For many animals, injuries will leave them stranded or left for dead. In some circumstances, animals are lucky enough to get rescued by veterinarians or good Samaritans and treatment can help them get back on their feet.
But in the case of Phillip the duck, there were no feet to get back up on. According to an article published by Mashable, the duck’s flippers were damaged due to frostbite from wandering around in the cold Wisconsin winter.
The duck’s owner, Vicki Rabe-Harrison, was saddened by the duck’s inability to walk like a regular duck. As a result, she contacted South Park Middle School, which just so happens to have a 3D printer on site.
Jason Jischke, a middle school teacher at the institution, was the head of the classroom that had the 3D printer, so naturally, the call was forwarded to him. Afterwards, he went through several design ideas for some new 3D printed feet that the duck would be able to use to walk on.
After the prototyping phase was over, which is reported to have taken around 6 weeks, the 3D printer finally went through its final 36-hour print job, where it completed the final product out of a special kind of flexible material.

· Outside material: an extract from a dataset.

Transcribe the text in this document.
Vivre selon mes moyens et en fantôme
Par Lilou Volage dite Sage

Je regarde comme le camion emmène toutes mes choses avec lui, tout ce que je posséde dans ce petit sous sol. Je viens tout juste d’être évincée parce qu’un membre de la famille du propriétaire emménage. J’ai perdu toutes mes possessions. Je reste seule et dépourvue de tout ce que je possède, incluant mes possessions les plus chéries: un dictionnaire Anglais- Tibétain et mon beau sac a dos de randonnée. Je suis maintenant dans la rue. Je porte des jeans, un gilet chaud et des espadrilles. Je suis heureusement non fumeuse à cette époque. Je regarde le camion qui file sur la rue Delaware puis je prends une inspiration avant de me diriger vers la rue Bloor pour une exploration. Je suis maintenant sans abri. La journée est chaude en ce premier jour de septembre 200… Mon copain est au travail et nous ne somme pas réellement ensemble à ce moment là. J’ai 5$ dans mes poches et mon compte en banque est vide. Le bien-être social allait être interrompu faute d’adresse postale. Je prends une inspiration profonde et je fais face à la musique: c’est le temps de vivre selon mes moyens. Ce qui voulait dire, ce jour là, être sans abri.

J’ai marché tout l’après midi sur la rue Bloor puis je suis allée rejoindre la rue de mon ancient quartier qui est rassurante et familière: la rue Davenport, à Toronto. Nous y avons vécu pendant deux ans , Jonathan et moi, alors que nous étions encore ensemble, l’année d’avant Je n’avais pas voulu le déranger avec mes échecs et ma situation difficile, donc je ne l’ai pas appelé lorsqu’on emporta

Despite the doubts surrounding whether or not the duck would be able to get used to the new flippers, it’s said that Phillip has already made strides in his learning curve and that it’s expected he’ll learn to balance even better with them in the coming weeks.
You can watch Phillip walk on his new 3D-printed feet below:
This isn’t the first time that 3D printing has offered a hand in making lives better for animals – 3D printing also provided a new beak for an injured toucan, and a set of wheels for a puppy that had no front feet.
The 3D printing industry continues to show its wide range of uses not only for animal care, but also in building bridges and helping with long-distance space travel. Soon, you’ll even be able to 3D print your own objects right from your smartphone.
It looks like 3D printing is definitely going to be the way of the future for its inexpensive and lightweight manufacturing abilities, and lives will be improved in the process.